I doubt the majority of Gauteng’s motorists will fall for this gambit.  SANRAL and the transport ministry have proved themselves to be too disingenuous, too often, for people to start believing that they’ve genuinely developed real goodwill.  It’s what happens when such agencies are the centrepieces of a long-standing and ongoing crisis of legitimacy.
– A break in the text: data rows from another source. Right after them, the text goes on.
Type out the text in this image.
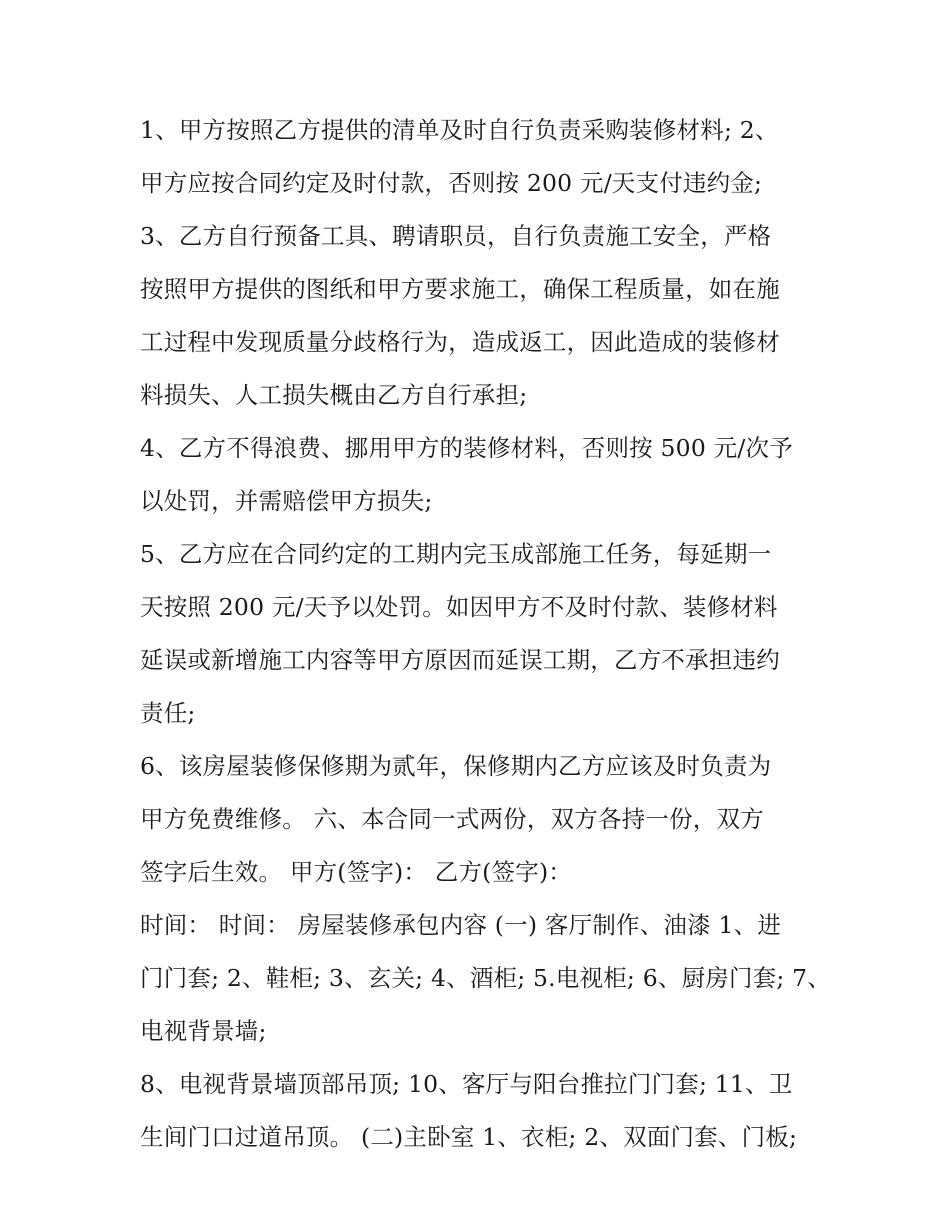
1、甲方按照乙方提供的清单及时自行负责采购装修材料; 2、
甲方应按合同约定及时付款，否则按 200 元/天支付违约金;
3、乙方自行预备工具、聘请职员，自行负责施工安全，严格
按照甲方提供的图纸和甲方要求施工，确保工程质量，如在施
工过程中发现质量分歧格行为，造成返工，因此造成的装修材
料损失、人工损失概由乙方自行承担;
4、乙方不得浪费、挪用甲方的装修材料，否则按 500 元/次予
以处罚，并需赔偿甲方损失;
5、乙方应在合同约定的工期内完玉成部施工任务，每延期一
天按照 200 元/天予以处罚。如因甲方不及时付款、装修材料
延误或新增施工内容等甲方原因而延误工期，乙方不承担违约
责任;
6、该房屋装修保修期为贰年，保修期内乙方应该及时负责为
甲方免费维修。 六、本合同一式两份，双方各持一份，双方
签字后生效。 甲方(签字)： 乙方(签字)：
时间： 时间： 房屋装修承包内容 (一) 客厅制作、油漆 1、进
门门套; 2、鞋柜; 3、玄关; 4、酒柜; 5.电视柜; 6、厨房门套; 7、
电视背景墙;
8、电视背景墙顶部吊顶; 10、客厅与阳台推拉门门套; 11、卫
生间门口过道吊顶。 (二)主卧室 1、衣柜; 2、双面门套、门板;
Another proposal that allegedly was mooted was to use the provisions of the AARTO Act, once promulgated, to fine non-payers and issue demerit points for “failing to obey a road traffic sign.”  Go figure.  The constitutionality of the AARTO Act is very much in question here because it seems to violate (1) presumption of innocence (under AARTO, the authorities aren’t required to prove an accused’s guilt, and any disputes are to be settled by a purportedly “independent” traffic offences tribunal), and (2) the burden-of-proof question, specifically on whom it rests.  Moreover, there’s the jarring fact that if you are caught speeding, or failing to stop at a stop street/red light, then those will be the offences with which you will be charged, not with “failing to obey a road traffic sign.”  Even if the decision-makers are perverse enough—and I wouldn’t put it past them—to implement such a strategy, the likeliest consequence thereof will be to drive more Gauteng motorists into lawlessness.

As for their tedious harping on about their much-vaunted “user pays” principle, it’s a ruse and a sham.  16-million social grants, 2-million households receiving free electricity and water, plus one giggling ex-president’s excessively appointed homestead shout stridently against its uniform application, and thoroughly destroy the notion that it’s a principle at all.